Maxwell Anderson

On this date in 1888, dramatist James Maxwell Anderson was born in Atlantic, Pa., the second of eight offspring of Charlotte (née Stephenson) and William Anderson. The family moved often due to his father’s work as a Baptist minister. 

A sickly child, Anderson read voraciously. After high school in Jamestown, N.D., he earned a B.A. in English literature from the University of North Dakota in 1911 and worked as a teacher and high school principal. Fired for making pacifist statements to students, he enrolled at Stanford University and received an M.A. in English lit in 1914.

He worked as a teacher and journalist for several years and was fired from several jobs for various reasons, including voicing outspoken views. He started a poetry magazine and wrote his first play, “White Desert,” in 1923, collaborating in 1924 with Laurence Stallings on the comedy-drama “What Price Glory?” It had a successful Broadway run and was adapted for the screen two years later.

Anderson’s long string of plays included the Tudor dramas “Elizabeth the Queen” (1930) and “Mary of Scotland” (1933), in which he inveighed against religious intolerance. “Winterset” (1935), inspired by the Sacco-Vanzetti case, won the 1935 New York Drama Critics’ Circle Award for Best Play. “High Tor” won the same award two years later. He was on the cover of Time magazine on Dec. 10, 1934.

He also had success as a lyricist and wrote the book for the 1938 Kurt Weill musical “Knickerbocker Holiday.” Its “September Song” became a jazz-pop standard. He wrote movie screenplays and several of his plays were adapted by Hollywood. Three versions of “Saturday’s Children” (1927) were made. “Anne of the Thousand Days” (1948) became a 1969 movie with Richard Burton and Geneviève Bujold as Henry VIII and Anne Boleyn.

His last successful Broadway play was 1954’s “The Bad Seed.” A contender for the 1955 Pulitzer Prize for Drama, it lost out to “Cat on a Hot Tin Roof.”

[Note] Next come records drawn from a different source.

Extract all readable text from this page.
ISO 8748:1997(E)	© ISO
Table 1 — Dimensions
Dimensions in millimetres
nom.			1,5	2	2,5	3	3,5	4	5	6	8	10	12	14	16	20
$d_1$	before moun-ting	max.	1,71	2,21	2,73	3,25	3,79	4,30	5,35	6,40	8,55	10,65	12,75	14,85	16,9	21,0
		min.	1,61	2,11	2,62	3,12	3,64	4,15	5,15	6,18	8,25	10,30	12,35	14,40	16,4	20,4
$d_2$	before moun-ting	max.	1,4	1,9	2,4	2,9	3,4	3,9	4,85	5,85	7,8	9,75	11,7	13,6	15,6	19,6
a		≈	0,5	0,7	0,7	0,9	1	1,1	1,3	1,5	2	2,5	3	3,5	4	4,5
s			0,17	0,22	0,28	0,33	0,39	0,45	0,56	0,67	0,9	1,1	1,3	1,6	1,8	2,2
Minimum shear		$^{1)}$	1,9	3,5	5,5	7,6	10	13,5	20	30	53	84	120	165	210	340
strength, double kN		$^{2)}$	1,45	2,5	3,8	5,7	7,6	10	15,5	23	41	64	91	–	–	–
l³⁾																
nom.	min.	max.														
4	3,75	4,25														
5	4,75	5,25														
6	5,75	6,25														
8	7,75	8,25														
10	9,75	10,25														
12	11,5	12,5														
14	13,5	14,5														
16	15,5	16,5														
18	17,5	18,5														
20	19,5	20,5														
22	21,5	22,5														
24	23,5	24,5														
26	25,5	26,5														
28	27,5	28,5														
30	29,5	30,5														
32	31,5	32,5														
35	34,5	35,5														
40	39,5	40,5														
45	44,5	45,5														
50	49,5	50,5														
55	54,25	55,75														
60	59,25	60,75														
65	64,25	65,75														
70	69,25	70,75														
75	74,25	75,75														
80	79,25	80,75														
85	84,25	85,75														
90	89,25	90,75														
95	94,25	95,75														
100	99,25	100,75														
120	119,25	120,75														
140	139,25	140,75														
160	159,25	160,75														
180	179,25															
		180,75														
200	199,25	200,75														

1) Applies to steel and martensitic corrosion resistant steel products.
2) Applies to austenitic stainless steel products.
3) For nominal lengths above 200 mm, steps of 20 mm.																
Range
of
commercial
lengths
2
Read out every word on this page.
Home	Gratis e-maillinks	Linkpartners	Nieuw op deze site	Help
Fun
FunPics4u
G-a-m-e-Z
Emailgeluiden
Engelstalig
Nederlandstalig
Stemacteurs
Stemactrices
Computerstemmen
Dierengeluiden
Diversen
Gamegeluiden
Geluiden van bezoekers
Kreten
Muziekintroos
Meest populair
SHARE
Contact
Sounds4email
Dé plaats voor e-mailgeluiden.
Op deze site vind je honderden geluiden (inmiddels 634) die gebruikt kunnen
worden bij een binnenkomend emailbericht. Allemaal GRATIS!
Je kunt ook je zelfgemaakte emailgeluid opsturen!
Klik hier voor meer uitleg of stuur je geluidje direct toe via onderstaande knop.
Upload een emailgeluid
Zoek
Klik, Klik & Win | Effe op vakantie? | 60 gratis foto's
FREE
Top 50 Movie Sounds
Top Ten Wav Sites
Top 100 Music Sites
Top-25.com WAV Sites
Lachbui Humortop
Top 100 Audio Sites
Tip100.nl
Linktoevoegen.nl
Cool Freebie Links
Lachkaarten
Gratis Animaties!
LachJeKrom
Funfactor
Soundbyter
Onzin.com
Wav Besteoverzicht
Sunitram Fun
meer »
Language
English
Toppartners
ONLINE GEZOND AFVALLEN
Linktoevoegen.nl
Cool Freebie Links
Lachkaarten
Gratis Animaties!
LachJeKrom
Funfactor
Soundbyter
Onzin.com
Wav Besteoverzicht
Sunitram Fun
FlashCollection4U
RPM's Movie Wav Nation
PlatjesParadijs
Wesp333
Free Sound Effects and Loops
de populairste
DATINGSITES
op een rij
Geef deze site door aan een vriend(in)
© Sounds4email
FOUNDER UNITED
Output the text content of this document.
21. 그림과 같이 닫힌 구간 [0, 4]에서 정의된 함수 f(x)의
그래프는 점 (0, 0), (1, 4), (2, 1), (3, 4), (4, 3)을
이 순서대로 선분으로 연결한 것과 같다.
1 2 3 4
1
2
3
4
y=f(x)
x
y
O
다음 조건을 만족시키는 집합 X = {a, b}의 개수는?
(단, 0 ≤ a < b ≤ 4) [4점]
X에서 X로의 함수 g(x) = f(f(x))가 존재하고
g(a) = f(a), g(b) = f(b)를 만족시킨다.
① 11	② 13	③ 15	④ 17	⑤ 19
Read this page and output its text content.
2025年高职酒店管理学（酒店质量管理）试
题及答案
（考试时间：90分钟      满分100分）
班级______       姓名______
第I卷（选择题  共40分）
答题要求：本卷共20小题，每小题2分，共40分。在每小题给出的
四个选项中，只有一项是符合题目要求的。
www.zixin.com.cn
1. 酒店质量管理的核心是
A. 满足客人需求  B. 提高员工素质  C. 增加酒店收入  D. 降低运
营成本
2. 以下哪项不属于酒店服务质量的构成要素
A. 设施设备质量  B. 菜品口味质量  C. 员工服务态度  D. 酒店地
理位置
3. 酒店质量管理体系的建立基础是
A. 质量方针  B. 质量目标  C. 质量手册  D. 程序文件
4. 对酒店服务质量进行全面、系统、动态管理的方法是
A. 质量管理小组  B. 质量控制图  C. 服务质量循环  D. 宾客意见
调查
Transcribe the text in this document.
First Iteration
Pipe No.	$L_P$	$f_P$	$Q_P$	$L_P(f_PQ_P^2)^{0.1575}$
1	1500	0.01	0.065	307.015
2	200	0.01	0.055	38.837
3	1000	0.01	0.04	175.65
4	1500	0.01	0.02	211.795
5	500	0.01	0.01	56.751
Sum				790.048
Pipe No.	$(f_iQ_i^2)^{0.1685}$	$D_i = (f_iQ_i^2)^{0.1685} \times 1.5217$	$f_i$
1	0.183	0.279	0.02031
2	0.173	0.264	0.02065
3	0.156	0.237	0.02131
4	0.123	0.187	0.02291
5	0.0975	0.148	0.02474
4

Anderson married high school classmate Margaret Haskett in 1911 in North Dakota. They had three sons, Quentin, Alan and Terence. His early 1930s’ affair with married actress Gertrude Higger led to a split with Haskett. Anderson and Higger had a long relationship but never married. She killed herself by inhaling car fumes in 1953. Their daughter Hesper was born in 1934. He married once more, to TV production assistant Gilda Hazard in 1954.

In a 1941 essay, he called the theater “a religious institution devoted entirely to the exaltation of the spirit of man. It has no formal religion. It is a church without creed, but there is no doubt in my mind that our theater, instead of being, as the evangelical ministers used to believe, the gateway to hell, is as much a worship as the theater of the Greeks, and has exactly the same meaning in our lives.”

Anderson died at home two days after suffering a stroke at age 70 in Stamford, Conn. D. 1959.